1/ In case the Company has profit, after fulfilling all financial obligations to the Vietnamese State and submitting financial reports to the tax authorities, the Company may transfer profits abroad as prescribed in Circular No. 186/2010/TT-BTC. The Company must notify the tax authorities of the transfer of profits abroad using the form prescribed in Circular No. 186/2010/TT-BTC at least 07 working days before transferring profits.

2/ In case the Company has a capital transfer activity to a foreign organization not present in Vietnam (Tiger Overseas Holding Gesellschaft M.B.H based in Austria, LK & ACS LTD based in the Virgin Islands), this activity must be declared and corporate income tax paid from the capital transfer activity in Vietnam.

Tiger Drylac Vietnam Co., Ltd is responsible for declaring and paying the corporate income tax on income arising from the capital transfer transaction between the two investors as per the guidance in Article 14 of Circular No. 78/2014/TT-BTC dated June 18, 2014, Article 8 of Circular No. 96/2015/TT-BTC dated June 22, 2015, and Article 16 of Circular No. 151/2014/TT-BTC dated October 10, 2014.

Regarding the money transfer transaction when a capital transfer occurs between two foreign investors, the Company must follow the guidance in Clause 1, Article 10 of Circular No. 06/2019/NHNN dated June 26, 2019, of the State Bank of Vietnam.
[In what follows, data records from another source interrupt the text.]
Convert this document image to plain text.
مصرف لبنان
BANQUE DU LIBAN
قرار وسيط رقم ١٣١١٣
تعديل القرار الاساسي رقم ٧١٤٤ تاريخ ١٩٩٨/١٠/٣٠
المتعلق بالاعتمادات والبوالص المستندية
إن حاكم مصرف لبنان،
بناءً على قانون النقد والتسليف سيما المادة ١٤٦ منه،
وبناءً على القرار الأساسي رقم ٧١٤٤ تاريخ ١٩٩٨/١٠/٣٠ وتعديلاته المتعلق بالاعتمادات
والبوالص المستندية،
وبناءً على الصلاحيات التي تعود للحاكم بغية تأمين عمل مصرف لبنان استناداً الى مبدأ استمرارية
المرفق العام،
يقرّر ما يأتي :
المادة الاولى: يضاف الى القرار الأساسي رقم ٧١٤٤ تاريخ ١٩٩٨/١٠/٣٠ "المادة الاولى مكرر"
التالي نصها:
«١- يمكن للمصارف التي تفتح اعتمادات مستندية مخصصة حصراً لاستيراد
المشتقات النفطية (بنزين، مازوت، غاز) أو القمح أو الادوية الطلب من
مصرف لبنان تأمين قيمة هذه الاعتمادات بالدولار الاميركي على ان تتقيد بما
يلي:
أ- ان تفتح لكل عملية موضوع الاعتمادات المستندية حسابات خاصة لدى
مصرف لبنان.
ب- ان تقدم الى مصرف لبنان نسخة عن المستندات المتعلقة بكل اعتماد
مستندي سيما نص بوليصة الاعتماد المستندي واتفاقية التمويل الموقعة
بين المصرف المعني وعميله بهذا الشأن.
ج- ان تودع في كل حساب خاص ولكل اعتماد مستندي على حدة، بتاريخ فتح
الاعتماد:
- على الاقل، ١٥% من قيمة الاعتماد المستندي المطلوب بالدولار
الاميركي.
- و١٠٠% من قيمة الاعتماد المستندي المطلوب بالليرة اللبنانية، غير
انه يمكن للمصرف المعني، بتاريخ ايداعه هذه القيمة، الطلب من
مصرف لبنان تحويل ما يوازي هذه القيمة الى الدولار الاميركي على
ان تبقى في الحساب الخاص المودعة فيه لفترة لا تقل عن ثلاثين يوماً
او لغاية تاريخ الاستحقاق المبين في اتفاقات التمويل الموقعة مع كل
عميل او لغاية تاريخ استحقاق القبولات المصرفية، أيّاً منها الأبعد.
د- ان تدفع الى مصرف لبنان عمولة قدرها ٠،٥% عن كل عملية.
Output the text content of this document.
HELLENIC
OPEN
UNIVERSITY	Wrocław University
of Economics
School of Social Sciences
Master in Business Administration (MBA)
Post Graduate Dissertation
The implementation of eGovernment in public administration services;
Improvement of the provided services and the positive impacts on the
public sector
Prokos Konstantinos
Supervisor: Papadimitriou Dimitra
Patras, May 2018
If there are any issues, the Company should contact the State Bank of Vietnam for proper guidance.

The Company should follow the guidance above and compare with its actual business operations to comply with the regulations.

If there are any issues, the Company may contact the Tax Inspection Department No. 4 of Binh Duong Tax Department (phone number: 0274.3899678) to provide relevant documents and data for specific guidance.

This is the opinion of Binh Duong Tax Department to inform the Company for implementation./.